Push aside dated notions of Canada’s forest sector as dominated by lumberjacks focused solely on logging trees and processing the wood. Today’s forest sector is high-tech, with employees skilled in biochemistry, genetics, computer modelling, satellite imagery, and digital processing writes Chadwick Wasilenkoff  in the Vancouver Sun. Today’s bio-economy is a dynamic global market that mirrors a paradigm shift to products that originate from natural renewable sources. Mills that have focused on processing timber and pulp are beginning to diversify into bio-energy, bio-chemicals and bio-materials, which include wood fibre and biomass that is converted into renewable fuel, food additives, non-toxic chemicals, solvents, plastics, textiles, and other products.

A study issued by the Forest Products Association of Canada (FPAC) earlier this year details how the Canadian forest sector is becoming a central, thriving player in our new bioage. This research demonstrates how the forest products industry of Canada is poised to repurpose the chemicals and bio-materials extracted from trees to exploit a potential global market estimated at around $200 billion.

The forestry sector is finding new life in innovative solutions that are not only helping the once struggling industry turn around, but also helping to usher in a green movement.

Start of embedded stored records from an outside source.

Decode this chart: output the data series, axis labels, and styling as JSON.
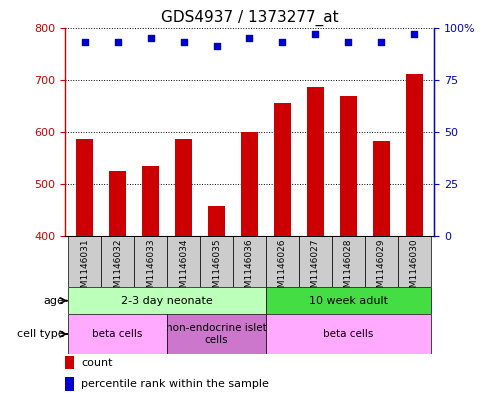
{
  "title": "GDS4937 / 1373277_at",
  "samples": [
    "GSM1146031",
    "GSM1146032",
    "GSM1146033",
    "GSM1146034",
    "GSM1146035",
    "GSM1146036",
    "GSM1146026",
    "GSM1146027",
    "GSM1146028",
    "GSM1146029",
    "GSM1146030"
  ],
  "counts": [
    585,
    525,
    535,
    585,
    457,
    600,
    655,
    685,
    668,
    582,
    710
  ],
  "percentiles": [
    93,
    93,
    95,
    93,
    91,
    95,
    93,
    97,
    93,
    93,
    97
  ],
  "ylim_left": [
    400,
    800
  ],
  "ylim_right": [
    0,
    100
  ],
  "yticks_left": [
    400,
    500,
    600,
    700,
    800
  ],
  "yticks_right": [
    0,
    25,
    50,
    75,
    100
  ],
  "bar_color": "#cc0000",
  "dot_color": "#0000cc",
  "bar_bottom": 400,
  "age_groups": [
    {
      "label": "2-3 day neonate",
      "start": 0,
      "end": 6,
      "color": "#bbffbb"
    },
    {
      "label": "10 week adult",
      "start": 6,
      "end": 11,
      "color": "#44dd44"
    }
  ],
  "cell_type_groups": [
    {
      "label": "beta cells",
      "start": 0,
      "end": 3,
      "color": "#ffaaff"
    },
    {
      "label": "non-endocrine islet\ncells",
      "start": 3,
      "end": 6,
      "color": "#cc77cc"
    },
    {
      "label": "beta cells",
      "start": 6,
      "end": 11,
      "color": "#ffaaff"
    }
  ],
  "legend_count_label": "count",
  "legend_percentile_label": "percentile rank within the sample",
  "bar_color_red": "#cc0000",
  "dot_color_blue": "#0000cc",
  "axis_color_left": "#cc0000",
  "axis_color_right": "#0000cc",
  "bg_color": "#ffffff",
  "sample_bg": "#cccccc",
  "border_color": "#000000"
}
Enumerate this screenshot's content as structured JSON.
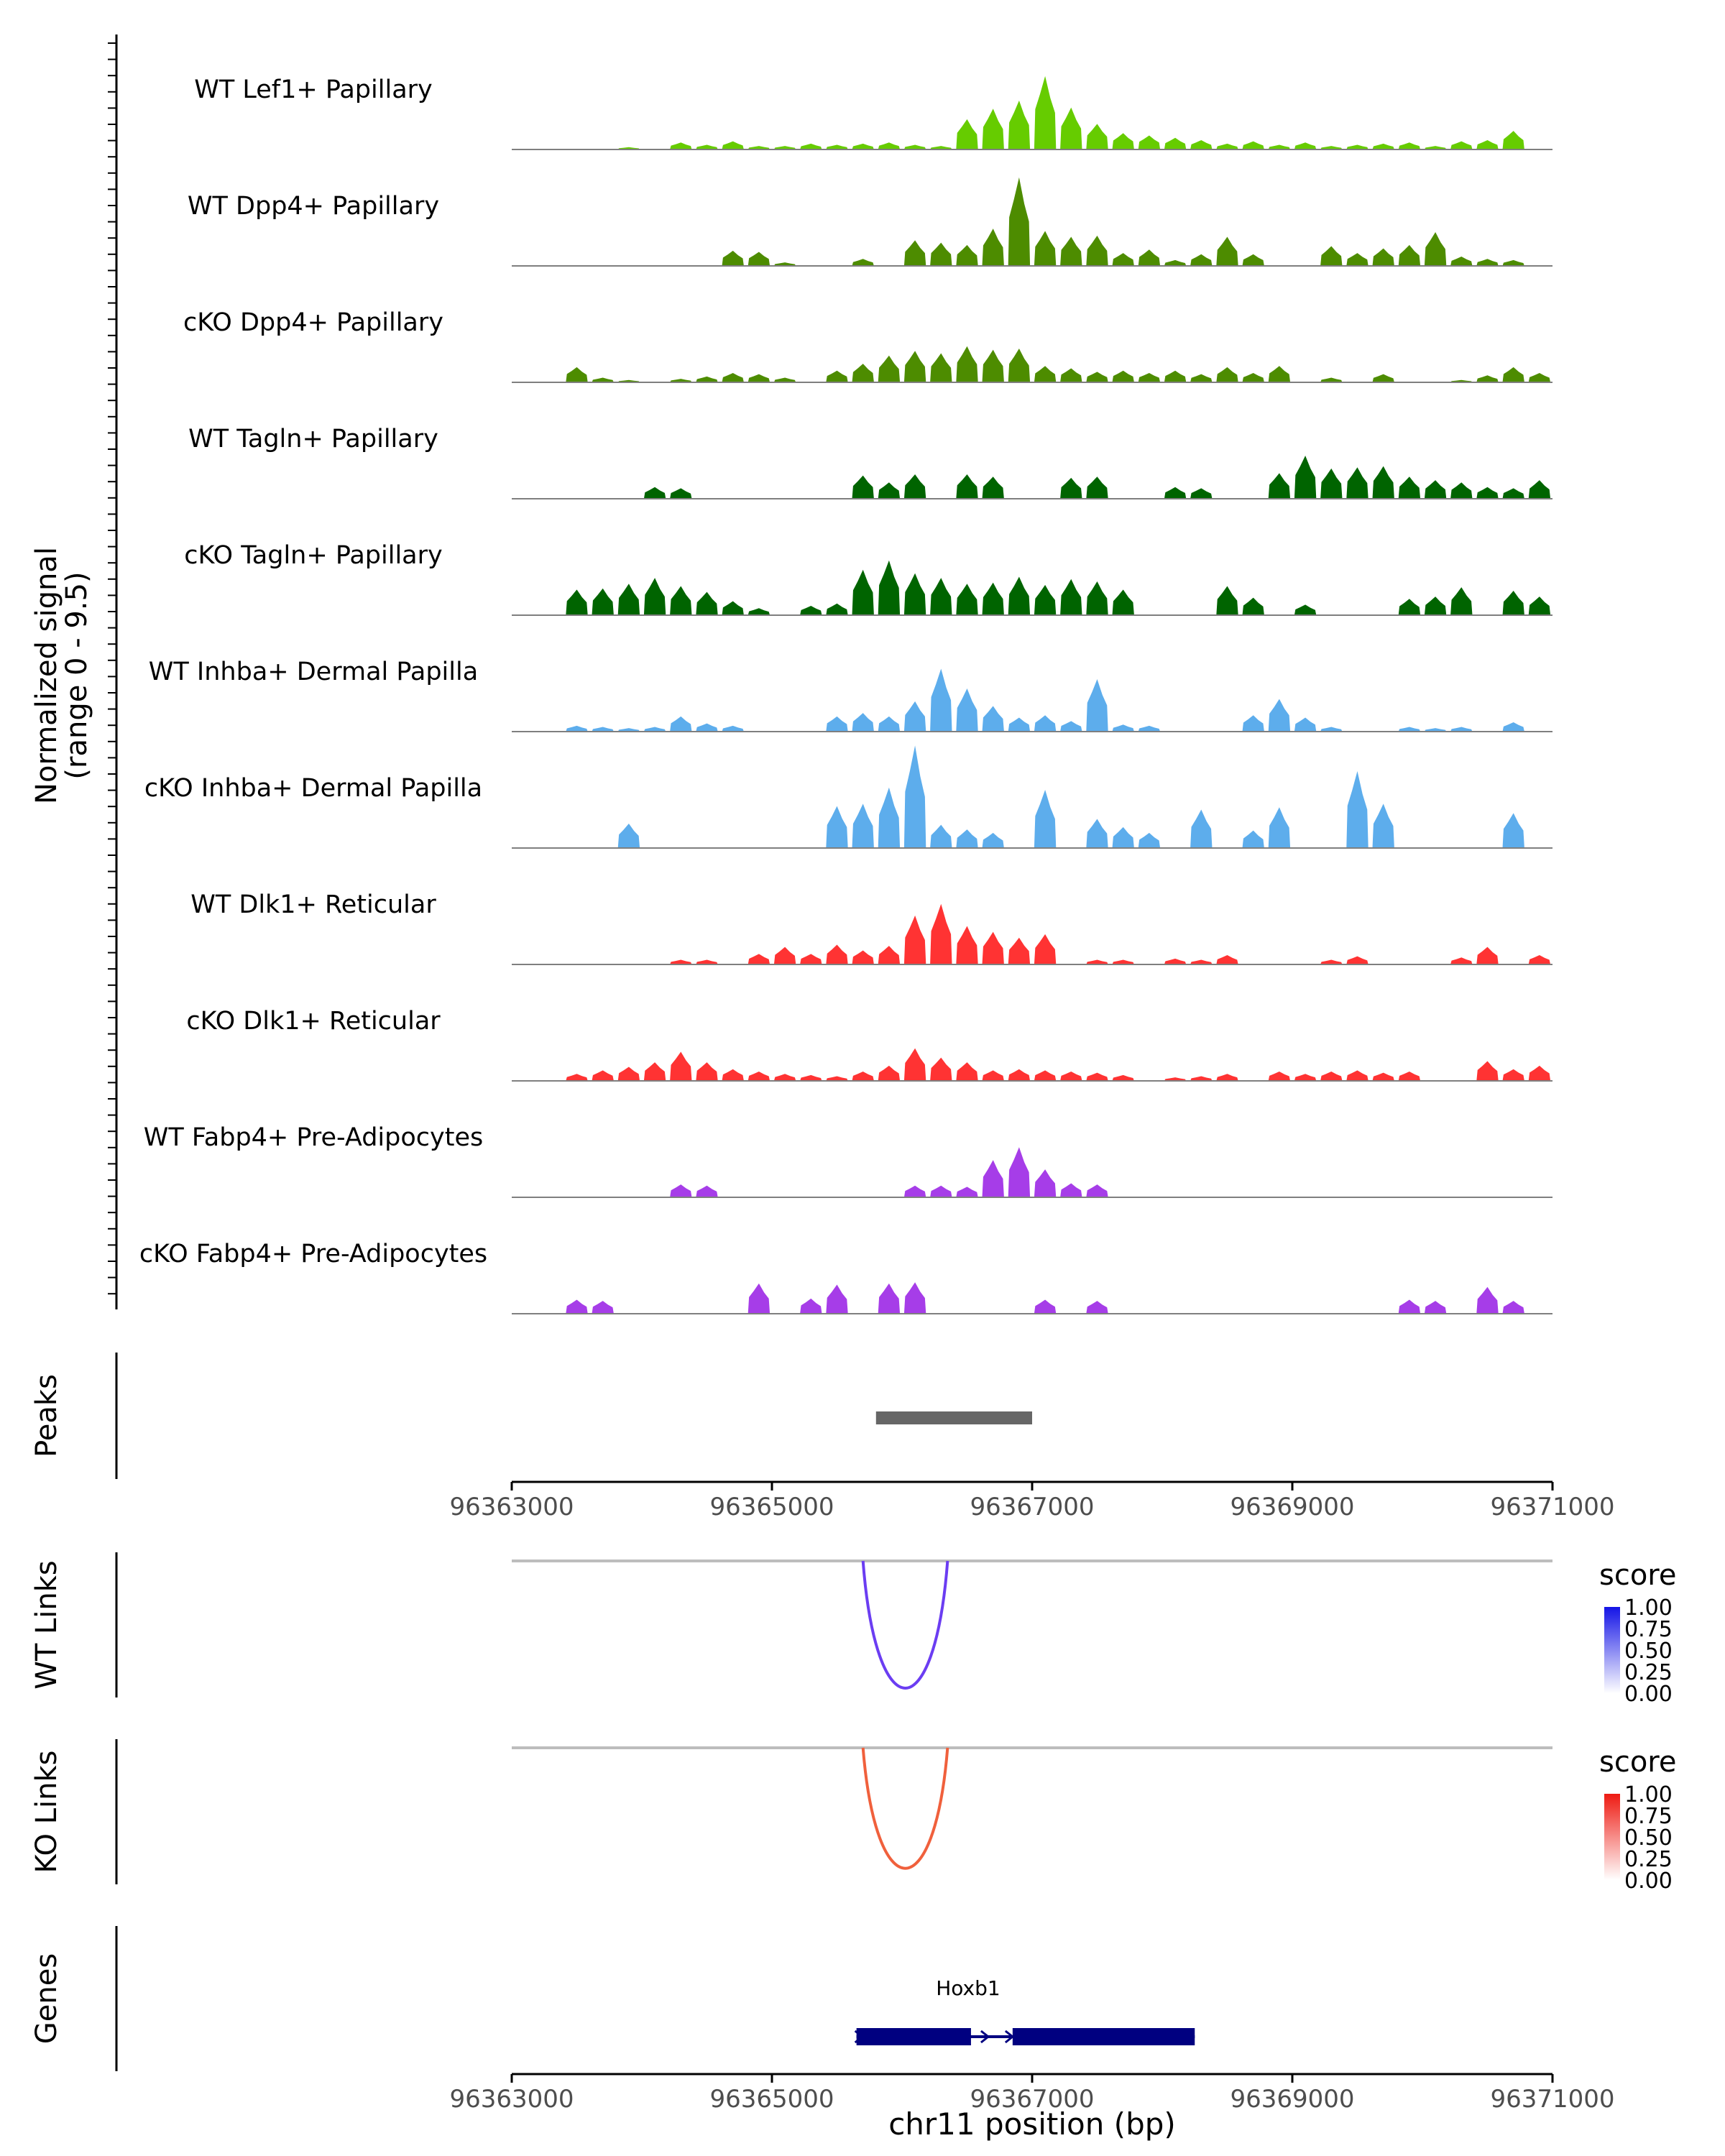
{
  "chart_data": {
    "type": "area",
    "title": "",
    "region": {
      "chrom": "chr11",
      "start": 96363000,
      "end": 96371000
    },
    "xlabel": "chr11 position (bp)",
    "xticks": [
      "96363000",
      "96365000",
      "96367000",
      "96369000",
      "96371000"
    ],
    "xtick_values": [
      96363000,
      96365000,
      96367000,
      96369000,
      96371000
    ],
    "coverage_ylabel": {
      "line1": "Normalized signal",
      "line2": "(range 0 - 9.5)"
    },
    "ylim": [
      0,
      9.5
    ],
    "x_samples": [
      96363100,
      96363300,
      96363500,
      96363700,
      96363900,
      96364100,
      96364300,
      96364500,
      96364700,
      96364900,
      96365100,
      96365300,
      96365500,
      96365700,
      96365900,
      96366100,
      96366300,
      96366500,
      96366700,
      96366900,
      96367100,
      96367300,
      96367500,
      96367700,
      96367900,
      96368100,
      96368300,
      96368500,
      96368700,
      96368900,
      96369100,
      96369300,
      96369500,
      96369700,
      96369900,
      96370100,
      96370300,
      96370500,
      96370700,
      96370900
    ],
    "tracks": [
      {
        "name": "WT Lef1+ Papillary",
        "color": "#66CC00",
        "values": [
          0,
          0,
          0,
          0,
          0.2,
          0,
          0.6,
          0.4,
          0.7,
          0.3,
          0.3,
          0.5,
          0.4,
          0.5,
          0.6,
          0.4,
          0.3,
          2.6,
          3.5,
          4.2,
          6.3,
          3.6,
          2.2,
          1.4,
          1.2,
          1.0,
          0.8,
          0.5,
          0.7,
          0.4,
          0.6,
          0.3,
          0.4,
          0.5,
          0.6,
          0.3,
          0.7,
          0.8,
          1.6,
          0
        ]
      },
      {
        "name": "WT Dpp4+ Papillary",
        "color": "#4D8C00",
        "values": [
          0,
          0,
          0,
          0,
          0,
          0,
          0,
          0,
          1.3,
          1.2,
          0.3,
          0,
          0,
          0.6,
          0,
          2.2,
          2.0,
          1.8,
          3.2,
          7.6,
          3.0,
          2.5,
          2.6,
          1.1,
          1.4,
          0.5,
          1.0,
          2.5,
          1.0,
          0,
          0,
          1.7,
          1.1,
          1.5,
          1.8,
          2.9,
          0.8,
          0.6,
          0.5,
          0
        ]
      },
      {
        "name": "cKO Dpp4+ Papillary",
        "color": "#4D8C00",
        "values": [
          0,
          0,
          1.3,
          0.4,
          0.2,
          0,
          0.3,
          0.5,
          0.8,
          0.7,
          0.4,
          0,
          1.0,
          1.6,
          2.3,
          2.7,
          2.5,
          3.1,
          2.8,
          2.9,
          1.4,
          1.2,
          0.9,
          1.0,
          0.8,
          1.0,
          0.7,
          1.3,
          0.8,
          1.4,
          0,
          0.4,
          0,
          0.7,
          0,
          0,
          0.2,
          0.6,
          1.3,
          0.8
        ]
      },
      {
        "name": "WT Tagln+ Papillary",
        "color": "#006400",
        "values": [
          0,
          0,
          0,
          0,
          0,
          1.0,
          0.9,
          0,
          0,
          0,
          0,
          0,
          0,
          2.0,
          1.4,
          2.1,
          0,
          2.1,
          1.9,
          0,
          0,
          1.8,
          1.9,
          0,
          0,
          1.0,
          0.9,
          0,
          0,
          2.2,
          3.7,
          2.6,
          2.7,
          2.8,
          1.9,
          1.6,
          1.4,
          1.0,
          0.9,
          1.6
        ]
      },
      {
        "name": "cKO Tagln+ Papillary",
        "color": "#006400",
        "values": [
          0,
          0,
          2.2,
          2.3,
          2.7,
          3.2,
          2.5,
          2.0,
          1.2,
          0.6,
          0,
          0.8,
          1.0,
          3.9,
          4.7,
          3.6,
          3.2,
          2.7,
          2.8,
          3.3,
          2.6,
          3.1,
          2.9,
          2.2,
          0,
          0,
          0,
          2.5,
          1.5,
          0,
          0.9,
          0,
          0,
          0,
          1.4,
          1.6,
          2.4,
          0,
          2.1,
          1.6
        ]
      },
      {
        "name": "WT Inhba+ Dermal Papilla",
        "color": "#5DADEC",
        "values": [
          0,
          0,
          0.5,
          0.4,
          0.3,
          0.4,
          1.3,
          0.7,
          0.5,
          0,
          0,
          0,
          1.3,
          1.6,
          1.3,
          2.6,
          5.4,
          3.7,
          2.2,
          1.2,
          1.4,
          0.9,
          4.5,
          0.6,
          0.5,
          0,
          0,
          0,
          1.4,
          2.8,
          1.2,
          0.4,
          0,
          0,
          0.4,
          0.3,
          0.4,
          0,
          0.8,
          0
        ]
      },
      {
        "name": "cKO Inhba+ Dermal Papilla",
        "color": "#5DADEC",
        "values": [
          0,
          0,
          0,
          0,
          2.1,
          0,
          0,
          0,
          0,
          0,
          0,
          0,
          3.6,
          3.8,
          5.2,
          8.8,
          2.0,
          1.6,
          1.3,
          0,
          5.0,
          0,
          2.5,
          1.8,
          1.3,
          0,
          3.3,
          0,
          1.5,
          3.5,
          0,
          0,
          6.6,
          3.8,
          0,
          0,
          0,
          0,
          3.0,
          0
        ]
      },
      {
        "name": "WT Dlk1+ Reticular",
        "color": "#FF3333",
        "values": [
          0,
          0,
          0,
          0,
          0,
          0,
          0.4,
          0.4,
          0,
          0.9,
          1.5,
          0.9,
          1.7,
          1.2,
          1.6,
          4.2,
          5.2,
          3.3,
          2.8,
          2.3,
          2.6,
          0,
          0.4,
          0.4,
          0,
          0.5,
          0.4,
          0.8,
          0,
          0,
          0,
          0.4,
          0.7,
          0,
          0,
          0,
          0.6,
          1.5,
          0,
          0.8
        ]
      },
      {
        "name": "cKO Dlk1+ Reticular",
        "color": "#FF3333",
        "values": [
          0,
          0,
          0.6,
          0.9,
          1.2,
          1.6,
          2.5,
          1.6,
          1.0,
          0.8,
          0.6,
          0.5,
          0.4,
          0.8,
          1.3,
          2.8,
          2.0,
          1.6,
          0.9,
          1.0,
          0.9,
          0.8,
          0.7,
          0.5,
          0,
          0.3,
          0.4,
          0.6,
          0,
          0.8,
          0.6,
          0.8,
          0.9,
          0.7,
          0.8,
          0,
          0,
          1.7,
          1.0,
          1.3
        ]
      },
      {
        "name": "WT Fabp4+ Pre-Adipocytes",
        "color": "#A63DE8",
        "values": [
          0,
          0,
          0,
          0,
          0,
          0,
          1.1,
          1.0,
          0,
          0,
          0,
          0,
          0,
          0,
          0,
          1.0,
          1.0,
          0.9,
          3.2,
          4.3,
          2.4,
          1.2,
          1.1,
          0,
          0,
          0,
          0,
          0,
          0,
          0,
          0,
          0,
          0,
          0,
          0,
          0,
          0,
          0,
          0,
          0
        ]
      },
      {
        "name": "cKO Fabp4+ Pre-Adipocytes",
        "color": "#A63DE8",
        "values": [
          0,
          0,
          1.2,
          1.1,
          0,
          0,
          0,
          0,
          0,
          2.6,
          0,
          1.3,
          2.5,
          0,
          2.6,
          2.7,
          0,
          0,
          0,
          0,
          1.2,
          0,
          1.1,
          0,
          0,
          0,
          0,
          0,
          0,
          0,
          0,
          0,
          0,
          0,
          1.2,
          1.1,
          0,
          2.3,
          1.1,
          0
        ]
      }
    ],
    "peaks": {
      "label": "Peaks",
      "regions": [
        [
          96365800,
          96367000
        ]
      ],
      "color": "#666666"
    },
    "links": [
      {
        "label": "WT Links",
        "start": 96365700,
        "end": 96366350,
        "score": 0.85,
        "color": "#6B3DF2",
        "legend": {
          "title": "score",
          "ticks": [
            "1.00",
            "0.75",
            "0.50",
            "0.25",
            "0.00"
          ],
          "low": "#FFFFFF",
          "high": "#1414E6"
        }
      },
      {
        "label": "KO Links",
        "start": 96365700,
        "end": 96366350,
        "score": 0.8,
        "color": "#F0603C",
        "legend": {
          "title": "score",
          "ticks": [
            "1.00",
            "0.75",
            "0.50",
            "0.25",
            "0.00"
          ],
          "low": "#FFFFFF",
          "high": "#EE1A12"
        }
      }
    ],
    "genes": {
      "label": "Genes",
      "items": [
        {
          "name": "Hoxb1",
          "start": 96365650,
          "end": 96368250,
          "color": "#000080",
          "exons": [
            [
              96365650,
              96366530
            ],
            [
              96366850,
              96368250
            ]
          ],
          "strand": "+"
        }
      ]
    }
  }
}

After two years of work by FPAC, FPInnovations, and the Canadian Forest Service (CFS) of Natural Resources Canada, a new program called the Bio-pathways Project was set into motion this year with the goal of revitalizing the Canadian forestry sector. The project looks outside of traditional uses for wood, lumber, pulp and paper in an effort to create new jobs and sectors with a more sustainable future for the country and its citizens. New products include bio-active paper -paper towels than can indicate contamination; nanocrystalline cellulose composites that can replace materials in aircraft; wood-based textiles (such as rayon); and cross-laminated timber - a technology that produces strong beams and panels for construction products. As the CEO of a security and specialty pulp and paper company, we are in the process of transforming Quebec’s Thurso mill from a traditional pulp mill to a specialty dissolving-pulp operation. Dissolving pulp, a chemically refined bleached pulp of pure cellulose fibres extracted from trees that are used to produce rayon, is a popular cotton substitute in China and other markets. With our Quebec facility, we are transforming an underutilized asset that struggled for market share in the low-value-add commodity marketplace. The evolution to dissolving pulp from traditional pulp metamorphoses the mill into a globally competitive, low-cost producer with a sustainable and profitable long-term future.

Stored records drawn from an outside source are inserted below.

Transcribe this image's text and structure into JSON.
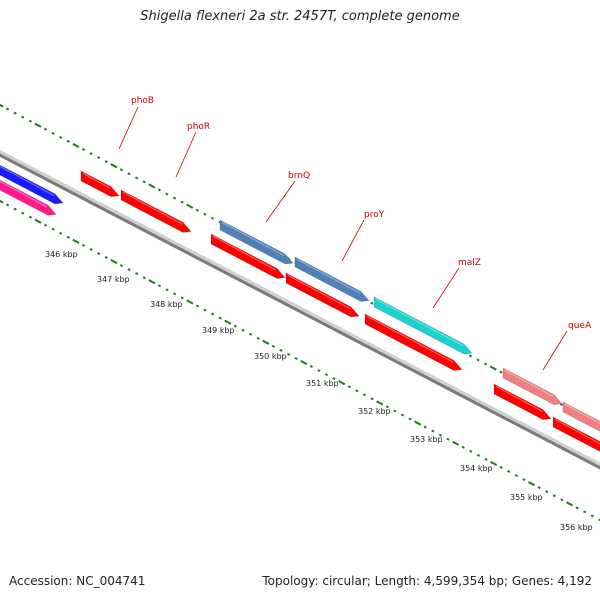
{
  "title": "Shigella flexneri 2a str. 2457T, complete genome",
  "footer": {
    "accession": "Accession: NC_004741",
    "stats": "Topology: circular; Length: 4,599,354 bp; Genes: 4,192"
  },
  "colors": {
    "backbone": "#7a7a7a",
    "tick": "#1f7a1f",
    "label_line": "#cc0000",
    "label_text": "#cc0000",
    "cds_red": "#ff0000",
    "blue": "#1a1aff",
    "magenta": "#ff1a8c",
    "steel": "#4f81b8",
    "cyan": "#19d3d3",
    "salmon": "#f08080"
  },
  "kbp_labels": [
    "346 kbp",
    "347 kbp",
    "348 kbp",
    "349 kbp",
    "350 kbp",
    "351 kbp",
    "352 kbp",
    "353 kbp",
    "354 kbp",
    "355 kbp",
    "356 kbp"
  ],
  "genes": [
    {
      "name": "phoB",
      "color": "cds_red"
    },
    {
      "name": "phoR",
      "color": "cds_red"
    },
    {
      "name": "brnQ",
      "color": "steel"
    },
    {
      "name": "proY",
      "color": "steel"
    },
    {
      "name": "malZ",
      "color": "cyan"
    },
    {
      "name": "queA",
      "color": "salmon"
    }
  ]
}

The future of the forestry sector is here today, and it offers a bold, innovative, profitable and environmentally conscious path for the industry. Our global concern to reduce greenhousegas emissions leads us through the forest to invest in renewable-energy technologies that use wood fibre.

As reported by Natural Resources Canada, “many mills across the country now convert their wood residues into heat and power for their own operations with nearly 60 per cent of the sector’s energy coming from waste biomass with some facilities already acting as net sources of green power. The industry’s goal, as stated by FPAC, is to become a net producer rather than a net user of energy by 2020.”